Papular Inflammation

Lichen Planus
Lichen planus is a non-contagious affection of the skin, characterized by the development of small, flattened papules, which frequently present a distinct central depression or umbilicus.

Lichen planus is an eruption of pimples, remarkable for their color, their figure, their structure, their habits of isolated and aggregated development, their habitat, their local and chronic character, and for the melasmic stains which they leave behind them when they disappear.

The color of the pimples is a dull crimson-red, more or less livid, and suffused with a purplish or lilac tinge.

In figure the papulae are flattened, smooth, and depressed on the summit, angular in outline, but slightly elevated, and of a size ranging between one and three lines in diameter; the flatness is rendered more conspicuous by the summit of the papule being occupied by a thin, horny, semi-transparent lamina of cuticle, depressed on the surface, and marked by the aperture of a follicle, which represents a sort of hilum. In structure, the papule of lichen planus is a hyperaemia with exudation, surrounding a follicle and surrounding a thin layer of horny, transparent cuticle; while the aperture of the follicle and its conical epidemic plug are visible in the center of the horny plate. The horny covering is in nowise a scale; it rises and falls with the papule and neither separates nor exfoliates.

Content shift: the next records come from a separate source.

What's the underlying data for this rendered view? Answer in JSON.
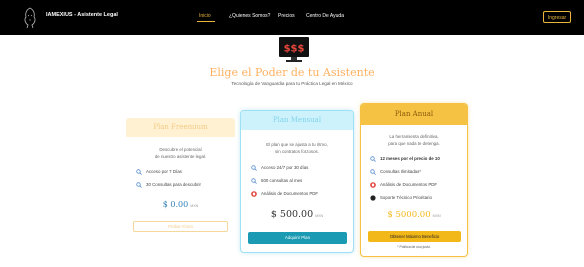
{
  "nav": {
    "brand": "IAMEXIUS - Asistente Legal",
    "links": [
      "Inicio",
      "¿Quienes Somos?",
      "Precios",
      "Centro De Ayuda"
    ],
    "login": "Ingresar"
  },
  "hero": {
    "title": "Elige el Poder de tu Asistente",
    "subtitle": "Tecnología de Vanguardia para tu Práctica Legal en México"
  },
  "plans": [
    {
      "name": "Plan Freemium",
      "description": [
        "Descubre el potencial",
        "de nuestro asistente legal."
      ],
      "features": [
        "Acceso por 7 Días",
        "30 Consultas para descubrir"
      ],
      "price": "$ 0.00",
      "currency": "MXN",
      "button": "Probar Ahora"
    },
    {
      "name": "Plan Mensual",
      "description": [
        "El plan que se ajusta a tu ritmo,",
        "sin contratos forzosos."
      ],
      "features": [
        "Acceso 24/7 por 30 días",
        "500 consultas al mes",
        "Análisis de Documentos PDF"
      ],
      "price": "$ 500.00",
      "currency": "MXN",
      "button": "Adquirir Plan"
    },
    {
      "name": "Plan Anual",
      "description": [
        "La herramienta definitiva,",
        "para que nada te detenga."
      ],
      "features": [
        "12 meses por el precio de 10",
        "Consultas Ilimitadas*",
        "Análisis de Documentos PDF",
        "Soporte Técnico Prioritario"
      ],
      "price": "$ 5000.00",
      "currency": "MXN",
      "button": "Obtener Máximo Beneficio",
      "note": "* Política de uso justo."
    }
  ],
  "colors": {
    "nav_bg": "#000000",
    "accent_gold": "#e9b53b",
    "title_orange": "#ffb060",
    "mensual_button": "#1b9bb3",
    "anual_header": "#f5c243"
  },
  "icons": {
    "logo": "lion-logo-icon",
    "hero": "money-monitor-icon",
    "feature": "magnifier-icon",
    "pdf": "pdf-icon",
    "support": "support-dot-icon"
  }
}
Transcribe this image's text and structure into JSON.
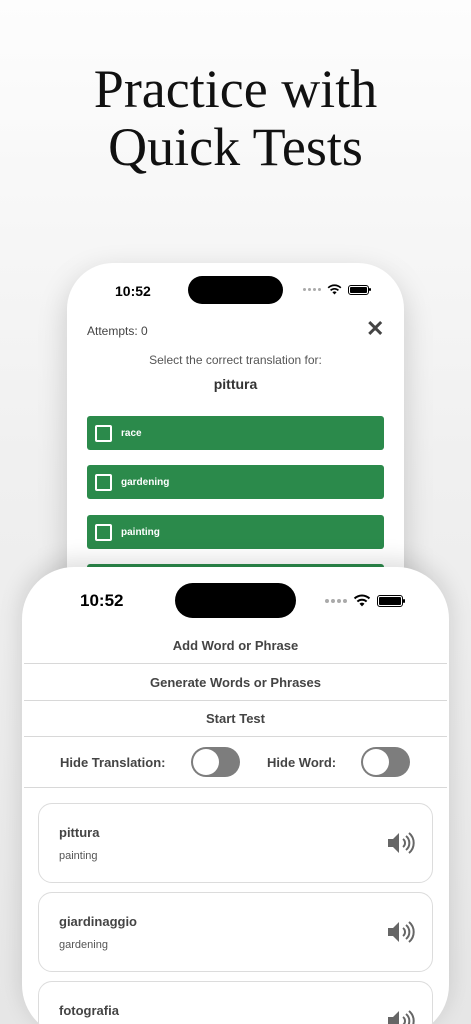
{
  "headline": {
    "line1": "Practice with",
    "line2": "Quick Tests"
  },
  "quiz_screen": {
    "status_time": "10:52",
    "attempts": "Attempts: 0",
    "close_icon": "close-icon",
    "prompt": "Select the correct translation for:",
    "word": "pittura",
    "options": [
      {
        "label": "race"
      },
      {
        "label": "gardening"
      },
      {
        "label": "painting"
      }
    ],
    "option_color": "#2b8a4b"
  },
  "list_screen": {
    "status_time": "10:52",
    "add_word": "Add Word or Phrase",
    "generate": "Generate Words or Phrases",
    "start_test": "Start Test",
    "hide_translation": "Hide Translation:",
    "hide_word": "Hide Word:",
    "words": [
      {
        "word": "pittura",
        "translation": "painting"
      },
      {
        "word": "giardinaggio",
        "translation": "gardening"
      },
      {
        "word": "fotografia",
        "translation": ""
      }
    ],
    "speaker_icon": "speaker-icon"
  }
}
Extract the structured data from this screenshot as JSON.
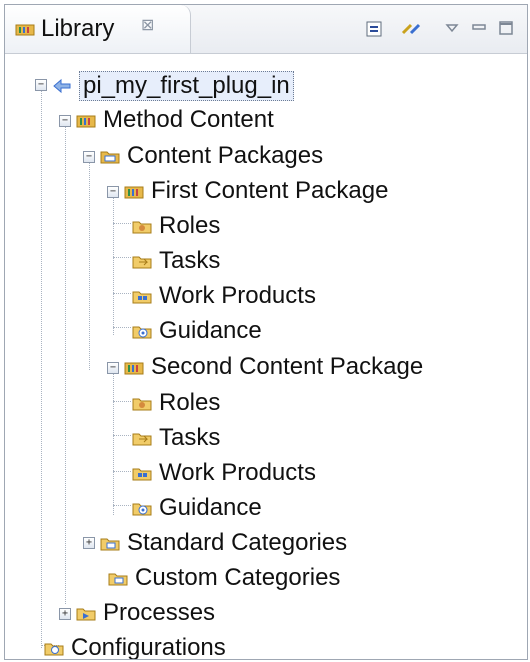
{
  "view": {
    "title": "Library",
    "close_glyph": "⊠",
    "toolbar": {
      "icons": [
        "collapse-all-icon",
        "link-with-editor-icon",
        "view-menu-icon",
        "minimize-icon",
        "maximize-icon"
      ]
    }
  },
  "tree": {
    "root": "pi_my_first_plug_in",
    "method_content": "Method Content",
    "content_packages": "Content Packages",
    "first_package": "First Content Package",
    "second_package": "Second Content Package",
    "roles": "Roles",
    "tasks": "Tasks",
    "work_products": "Work Products",
    "guidance": "Guidance",
    "standard_categories": "Standard Categories",
    "custom_categories": "Custom Categories",
    "processes": "Processes",
    "configurations": "Configurations",
    "toggle_minus": "−",
    "toggle_plus": "+"
  },
  "colors": {
    "folder_yellow": "#e7b84a",
    "method_green": "#2f8f4a",
    "selection_bg": "#e7eefb",
    "icon_blue": "#3a6fd0"
  }
}
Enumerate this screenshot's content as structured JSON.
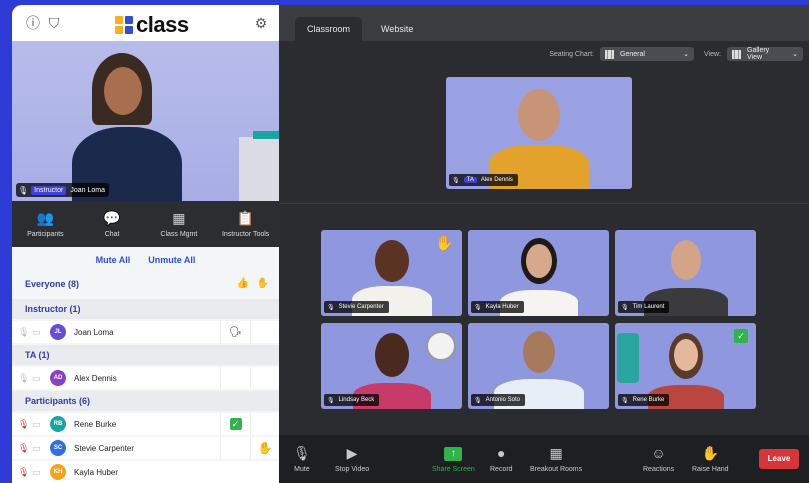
{
  "logo": {
    "word": "class",
    "colors": [
      "#f7b21b",
      "#2f4fd6",
      "#f7b21b",
      "#2f4fd6"
    ]
  },
  "header_icons": [
    "info-icon",
    "shield-icon",
    "gear-icon"
  ],
  "instructor_video": {
    "role": "Instructor",
    "name": "Joan Loma"
  },
  "side_tabs": [
    {
      "label": "Participants",
      "icon": "people-icon",
      "active": true
    },
    {
      "label": "Chat",
      "icon": "chat-icon"
    },
    {
      "label": "Class Mgmt",
      "icon": "class-mgmt-icon"
    },
    {
      "label": "Instructor Tools",
      "icon": "clipboard-icon"
    }
  ],
  "actions": {
    "mute_all": "Mute All",
    "unmute_all": "Unmute All"
  },
  "groups": {
    "everyone": "Everyone (8)",
    "instructor": "Instructor (1)",
    "ta": "TA (1)",
    "participants": "Participants (6)"
  },
  "people": {
    "joan": {
      "initials": "JL",
      "name": "Joan Loma",
      "color": "#6a4bd8"
    },
    "alex": {
      "initials": "AD",
      "name": "Alex Dennis",
      "color": "#8a3fc9"
    },
    "rene": {
      "initials": "RB",
      "name": "Rene Burke",
      "color": "#1aa5a5"
    },
    "stevie": {
      "initials": "SC",
      "name": "Stevie Carpenter",
      "color": "#2f6fe0"
    },
    "kayla": {
      "initials": "KH",
      "name": "Kayla Huber",
      "color": "#f7a21b"
    }
  },
  "top_tabs": {
    "classroom": "Classroom",
    "website": "Website"
  },
  "seating": {
    "label": "Seating Chart:",
    "value": "General"
  },
  "view": {
    "label": "View:",
    "value": "Gallery View"
  },
  "featured": {
    "role": "TA",
    "name": "Alex Dennis"
  },
  "tiles": [
    {
      "name": "Stevie Carpenter"
    },
    {
      "name": "Kayla Huber"
    },
    {
      "name": "Tim Laurent"
    },
    {
      "name": "Lindsay Beck"
    },
    {
      "name": "Antonio Soto"
    },
    {
      "name": "Rene Burke"
    }
  ],
  "controls": {
    "mute": "Mute",
    "stop_video": "Stop Video",
    "share_screen": "Share Screen",
    "record": "Record",
    "breakout": "Breakout Rooms",
    "reactions": "Reactions",
    "raise_hand": "Raise Hand",
    "leave": "Leave"
  },
  "accent": {
    "blue": "#2f4fd6",
    "green": "#2fb34a",
    "red": "#d6353a",
    "purple_bg": "#2f3bd6"
  }
}
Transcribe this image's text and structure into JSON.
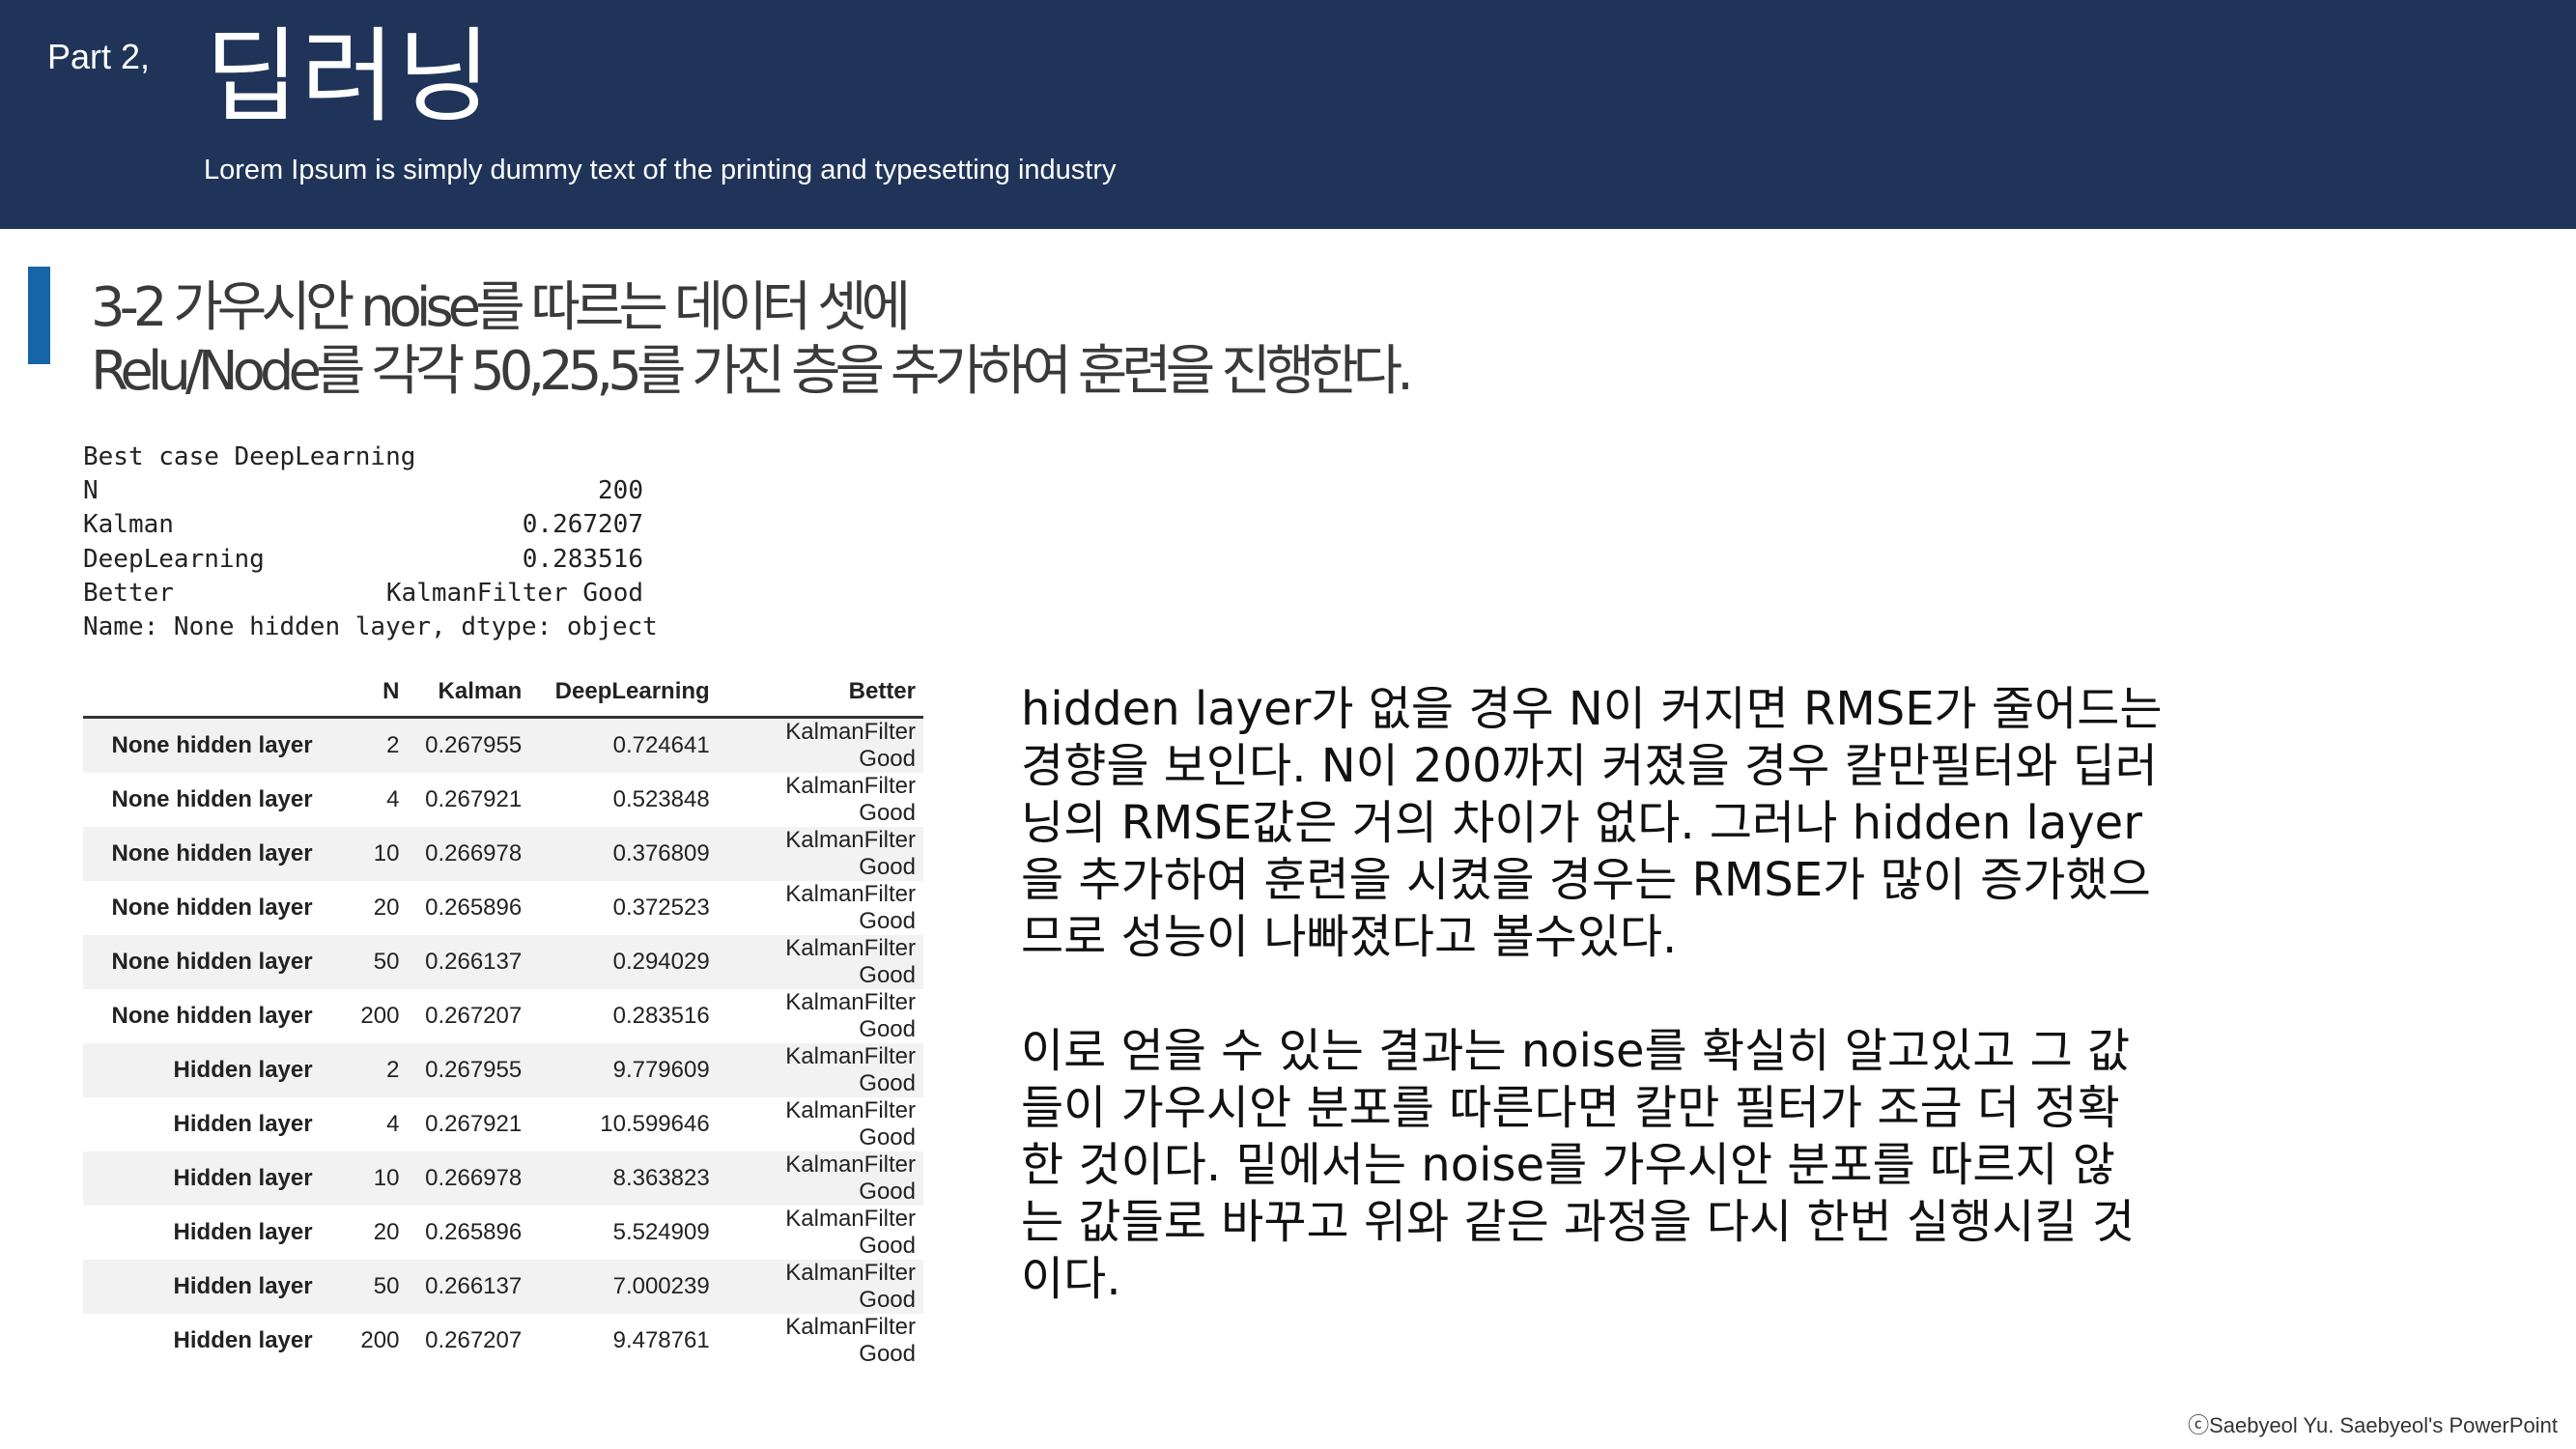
{
  "header": {
    "part_label": "Part 2,",
    "title": "딥러닝",
    "subtitle": "Lorem Ipsum is simply dummy text of the printing and typesetting industry",
    "background_color": "#1f3458"
  },
  "section": {
    "accent_color": "#1565a8",
    "heading_line1": "3-2 가우시안 noise를 따르는 데이터 셋에",
    "heading_line2": "Relu/Node를 각각 50,25,5를 가진 층을 추가하여 훈련을 진행한다."
  },
  "series_output": {
    "title": "Best case DeepLearning",
    "rows": [
      {
        "key": "N",
        "value": "200"
      },
      {
        "key": "Kalman",
        "value": "0.267207"
      },
      {
        "key": "DeepLearning",
        "value": "0.283516"
      },
      {
        "key": "Better",
        "value": "KalmanFilter Good"
      }
    ],
    "footer": "Name: None hidden layer, dtype: object"
  },
  "table": {
    "headers": [
      "",
      "N",
      "Kalman",
      "DeepLearning",
      "Better"
    ],
    "rows": [
      [
        "None hidden layer",
        "2",
        "0.267955",
        "0.724641",
        "KalmanFilter Good"
      ],
      [
        "None hidden layer",
        "4",
        "0.267921",
        "0.523848",
        "KalmanFilter Good"
      ],
      [
        "None hidden layer",
        "10",
        "0.266978",
        "0.376809",
        "KalmanFilter Good"
      ],
      [
        "None hidden layer",
        "20",
        "0.265896",
        "0.372523",
        "KalmanFilter Good"
      ],
      [
        "None hidden layer",
        "50",
        "0.266137",
        "0.294029",
        "KalmanFilter Good"
      ],
      [
        "None hidden layer",
        "200",
        "0.267207",
        "0.283516",
        "KalmanFilter Good"
      ],
      [
        "Hidden layer",
        "2",
        "0.267955",
        "9.779609",
        "KalmanFilter Good"
      ],
      [
        "Hidden layer",
        "4",
        "0.267921",
        "10.599646",
        "KalmanFilter Good"
      ],
      [
        "Hidden layer",
        "10",
        "0.266978",
        "8.363823",
        "KalmanFilter Good"
      ],
      [
        "Hidden layer",
        "20",
        "0.265896",
        "5.524909",
        "KalmanFilter Good"
      ],
      [
        "Hidden layer",
        "50",
        "0.266137",
        "7.000239",
        "KalmanFilter Good"
      ],
      [
        "Hidden layer",
        "200",
        "0.267207",
        "9.478761",
        "KalmanFilter Good"
      ]
    ]
  },
  "body": {
    "paragraph1_lines": [
      "hidden layer가 없을 경우 N이 커지면 RMSE가 줄어드는",
      "경향을 보인다. N이 200까지 커졌을 경우 칼만필터와 딥러",
      "닝의 RMSE값은 거의 차이가 없다. 그러나 hidden layer",
      "을 추가하여 훈련을 시켰을 경우는 RMSE가 많이 증가했으",
      "므로 성능이 나빠졌다고 볼수있다."
    ],
    "paragraph2_lines": [
      "이로 얻을 수 있는 결과는 noise를 확실히 알고있고 그 값",
      "들이 가우시안 분포를 따른다면 칼만 필터가 조금 더 정확",
      "한 것이다. 밑에서는 noise를 가우시안 분포를 따르지 않",
      "는 값들로 바꾸고 위와 같은 과정을 다시 한번 실행시킬 것",
      "이다."
    ]
  },
  "footer": {
    "copyright": "ⓒSaebyeol Yu. Saebyeol's PowerPoint"
  }
}
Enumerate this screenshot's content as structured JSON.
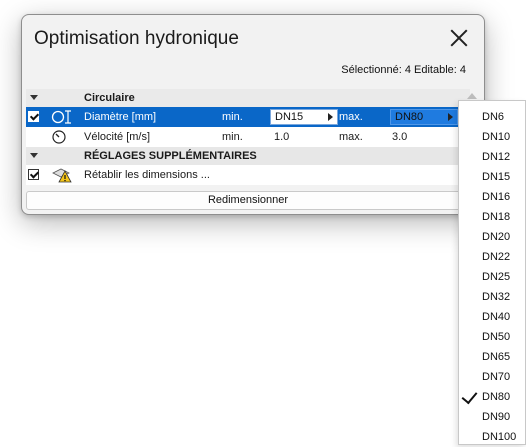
{
  "dialog": {
    "title": "Optimisation hydronique",
    "selection_info": "Sélectionné: 4 Editable: 4",
    "resize_button": "Redimensionner"
  },
  "groups": {
    "circular": "Circulaire",
    "extra": "RÉGLAGES SUPPLÉMENTAIRES"
  },
  "rows": {
    "diameter": {
      "checked": true,
      "label": "Diamètre [mm]",
      "min_label": "min.",
      "min_value": "DN15",
      "max_label": "max.",
      "max_value": "DN80"
    },
    "velocity": {
      "label": "Vélocité [m/s]",
      "min_label": "min.",
      "min_value": "1.0",
      "max_label": "max.",
      "max_value": "3.0"
    },
    "restore": {
      "checked": true,
      "label": "Rétablir les dimensions ..."
    }
  },
  "dropdown": {
    "options": [
      "DN6",
      "DN10",
      "DN12",
      "DN15",
      "DN16",
      "DN18",
      "DN20",
      "DN22",
      "DN25",
      "DN32",
      "DN40",
      "DN50",
      "DN65",
      "DN70",
      "DN80",
      "DN90",
      "DN100"
    ],
    "selected": "DN80"
  },
  "colors": {
    "selection": "#0a67c8",
    "dialog_bg": "#f2f2f2"
  }
}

Lichen planus presents two principal forms of manifestation - discrete and aggregate.


The habitat of the eruption is also characteristic of the identity of lichen planus. It is pretty constantly met with on the front of the forearm, just above the wrist; in the hollow of the loins; on the lower half of the abdomen; on the hips; around the knees, particularly over the mass of the vastus internus muscle; on the forearms and calves of the legs, and in women around the waist and in the grooves occasioned by the garters. We have seen it also, but less frequently, on the palms of the hands and soles of the feet; and in two instances on the tongue, the buccal membrane, and the mucous lining of the fauces.

Lichen planus is essentially chronic and local in its habits. In distribution it is generally symmetrical, but occasionally is limited to one side of the body; sometimes occurring on one side in the upper extremity, and on the other in the lower. It has no constitutional symptoms of its own, and frequently prevails with very little disturbance of any kind.

Of course, the totality of the characters above noted are not to be found in every case. The characteristic features, however, are the flattened umbilical papules. This central depression may not be noted in every papule; and when a number of them have run together and coalesced, it is commonly absent, and met with only on those in the neighbourhood of, but which do not form a part of, the patch.

The duration of the affection is indefinite. It may undergo resolution, and the papules disappear after three or four months, or, especially when the eruption is extensive, may resist the best-directed treatment for a year or more.